It is fair to say that if the Pope wades into a debate over the efficacy of a niche industrial technology, it is one that elicits at least some degree of controversy. In November, the supreme pontiff said in a Vatican statement that relying on carbon capture, utilisation and storage (CCUS) as a solution to fossil fuels was to “paper over the cracks” while allowing the deterioration to continue under the surface. “To suppose that all problems in the future will be able to be solved by new technical interventions is a form of homicidal pragmatism, like pushing a snowball down a hill,” he added.
Today, CCUS captures around 0.1% of global emissions – around 45 million tonnes of carbon dioxide (CO₂). However, both the Intergovernmental Panel on Climate Change (IPCC) and the International Energy Agency (IEA) assert it must capture around a billion tonnes a year by 2030 and several billion by 2050 for the world to achieve its net-zero ambitions.

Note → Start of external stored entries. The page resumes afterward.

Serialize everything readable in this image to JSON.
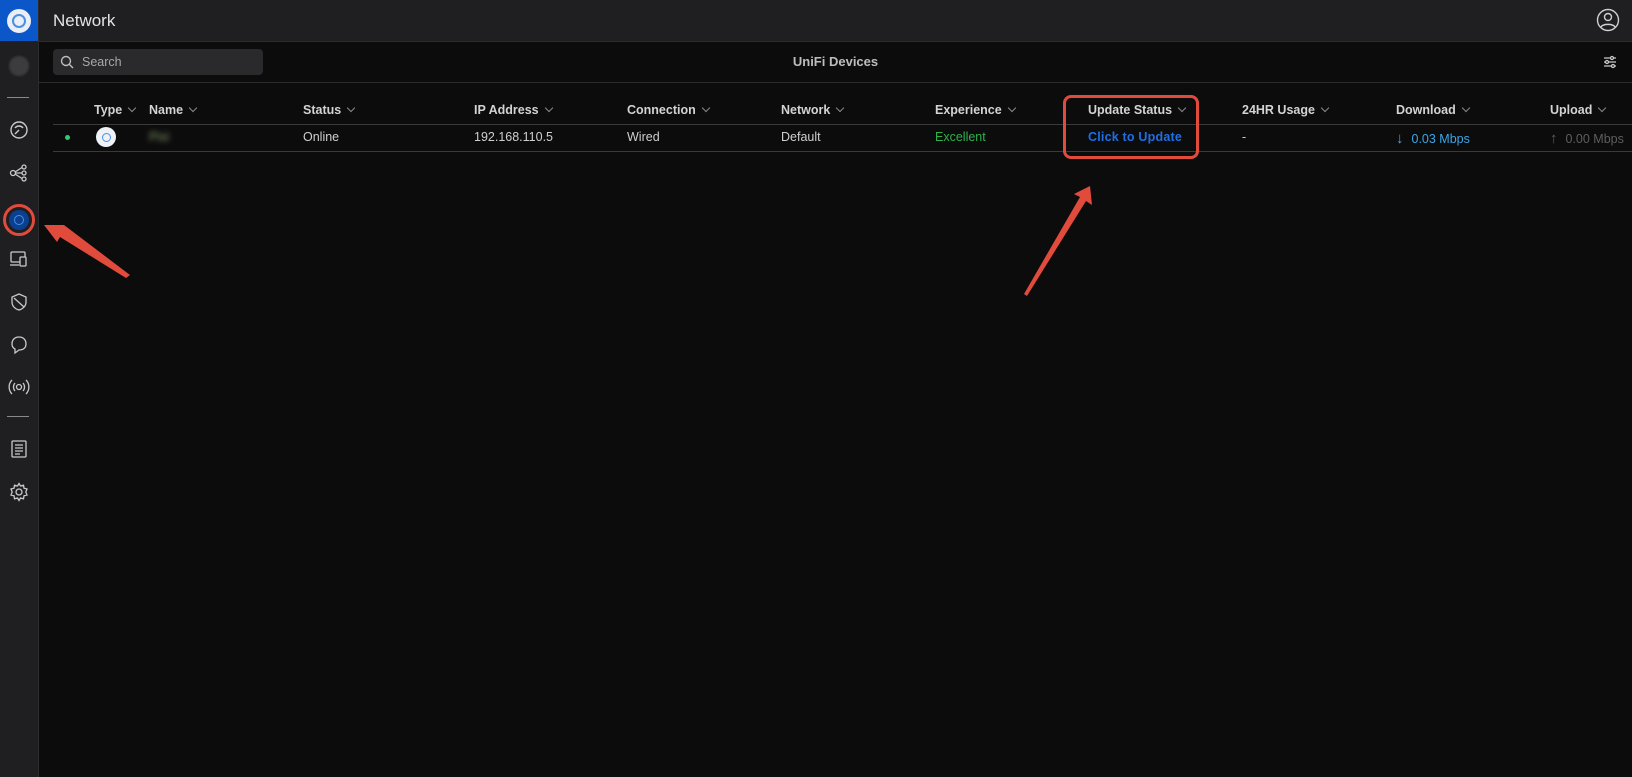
{
  "header": {
    "title": "Network"
  },
  "toolbar": {
    "search_placeholder": "Search",
    "page_title": "UniFi Devices"
  },
  "table": {
    "columns": [
      "Type",
      "Name",
      "Status",
      "IP Address",
      "Connection",
      "Network",
      "Experience",
      "Update Status",
      "24HR Usage",
      "Download",
      "Upload"
    ],
    "rows": [
      {
        "status_dot_color": "#2ecc71",
        "type_icon": "access-point-icon",
        "name": "Pixi",
        "status": "Online",
        "ip_address": "192.168.110.5",
        "connection": "Wired",
        "network": "Default",
        "experience": "Excellent",
        "update_status": "Click to Update",
        "usage_24hr": "-",
        "download": "0.03 Mbps",
        "upload": "0.00 Mbps"
      }
    ]
  },
  "sidebar": {
    "icons": [
      "unifi-logo-icon",
      "site-avatar-icon",
      "dashboard-icon",
      "topology-icon",
      "unifi-devices-icon",
      "client-devices-icon",
      "security-icon",
      "insights-icon",
      "radios-icon",
      "logs-icon",
      "settings-icon"
    ]
  },
  "colors": {
    "accent": "#1e6fe6",
    "brand": "#0b57c9",
    "success": "#2fb14b",
    "annotation": "#e04b3c",
    "download": "#3aa6e8"
  }
}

The last few years have seen growing attention and investment for CCUS as a means of stopping carbon emissions from reaching the atmosphere and increasing global warming. The technology has received a shot in the arm from investment incentives in the US Bipartisan Infrastructure Law and Inflation Reduction Act. Meanwhile, the energy crisis emanating from the Ukraine War has emboldened Western fossil fuel producers to double down on the technology, under the premise that non-Russian oil and gas will be needed to ensure energy security. Under the same premise, in July, the UK Government approved new licences for oil and gas fields in the North Sea.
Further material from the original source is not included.